ASD established a food hub in 2000, Appalachian Harvest, to help local farmers transition from growing tobacco to fruits and vegetables by providing services that move their produce into local markets. It remains one of the longest running food hubs to date. To remain competitive, ASD invested in growing the food hub’s capacity to serve large wholesalers. By building a network of partners, ASD now distributes produce from Atlanta, GA to Landover, MD averaging around $3 million in sales annually (with $18 million in sales to date).

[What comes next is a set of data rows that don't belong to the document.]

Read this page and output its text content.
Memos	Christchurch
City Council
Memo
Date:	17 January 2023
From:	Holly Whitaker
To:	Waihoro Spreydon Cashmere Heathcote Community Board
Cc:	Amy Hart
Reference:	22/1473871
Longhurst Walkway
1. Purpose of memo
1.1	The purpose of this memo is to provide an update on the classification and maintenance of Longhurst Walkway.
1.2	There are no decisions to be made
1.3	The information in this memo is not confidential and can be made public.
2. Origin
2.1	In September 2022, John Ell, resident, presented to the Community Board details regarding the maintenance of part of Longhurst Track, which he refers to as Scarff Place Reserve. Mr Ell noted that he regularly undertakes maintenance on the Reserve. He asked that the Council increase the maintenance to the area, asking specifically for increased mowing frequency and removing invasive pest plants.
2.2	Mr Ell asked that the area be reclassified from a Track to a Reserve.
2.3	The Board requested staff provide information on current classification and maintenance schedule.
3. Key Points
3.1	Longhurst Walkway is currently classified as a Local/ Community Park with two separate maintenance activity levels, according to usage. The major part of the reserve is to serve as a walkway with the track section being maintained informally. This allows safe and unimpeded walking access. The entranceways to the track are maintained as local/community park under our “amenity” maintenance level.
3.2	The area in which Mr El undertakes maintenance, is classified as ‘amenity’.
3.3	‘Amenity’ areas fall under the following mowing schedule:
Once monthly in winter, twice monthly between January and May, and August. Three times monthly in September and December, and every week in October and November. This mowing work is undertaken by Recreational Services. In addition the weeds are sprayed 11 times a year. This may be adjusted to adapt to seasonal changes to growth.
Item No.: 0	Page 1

The food hub’s continued success stems from ASD’s ability to think holistically about how to compensate for the challenges rural farmers face. For instance, some farmers have limited access to aggregators or do not have the scale of product to work with them. Smaller, rural markets are costly to serve and ASD knew it needed to bring in urban dollars to sustain their fragile economy. Their answer was to create partnerships and key collaborations that would improve and build up the infrastructure needed to connect farmers to markets that otherwise would not be available to them.

Growth for the Future

Transportation is one of the largest limiting factors for small farmers. In Appalachia, farmers have the opportunity to grow a variety of crops throughout the year because of the differing microclimates in the mountains. Even with expanded growing seasons, there is very little infrastructure for distribution, specifically refrigerated storage and transport. For this reason many farmers opt to plant crops that are harvested at one time, such as pumpkins, and sold in bulk so that transportation is arranged only once. These crops are some of the lowest-priced, cutting into the farmer’s profits. ASD’s response has been to invest in improving the distribution system. With access to reliable transportation options, farmers can diversify their crops and plant them continuously. This not only increases their revenue, it improves their cash flow—plus, farmers can practice crop rotation which improves soil quality and reduces pest and disease issues.

To create a long-term sustainable distribution process and expand the number of farmers they support, ASD is exploring options for cost sharing; for example, cost-shares for distribution. A major challenge across the industry is finding CDL operators; there are many unfilled job openings for drivers with a commercial driver license in the United States. Sharing distribution costs among producers on a larger scale would improve routing and margins.

Rural regions across the nation face similar barriers in growing local markets. ASD sees these experiments as examples of trucking and distribution systems that can help rural communities compete with urban dynamics. And this would apply to industries beyond food and agriculture. By sharing knowledge, rural markets can bolster each other.

In an area like Appalachia, Kathlyn believes better opportunities are contingent on the willingness of farmers, distributors, aggregators, investors, and others to collaborate. “Agriculture and food are so ripe for diversification,” she says. In an industry that can be competitive, there are opportunities for counties and regions to work together. Collectively, rural communities can be economic influencers.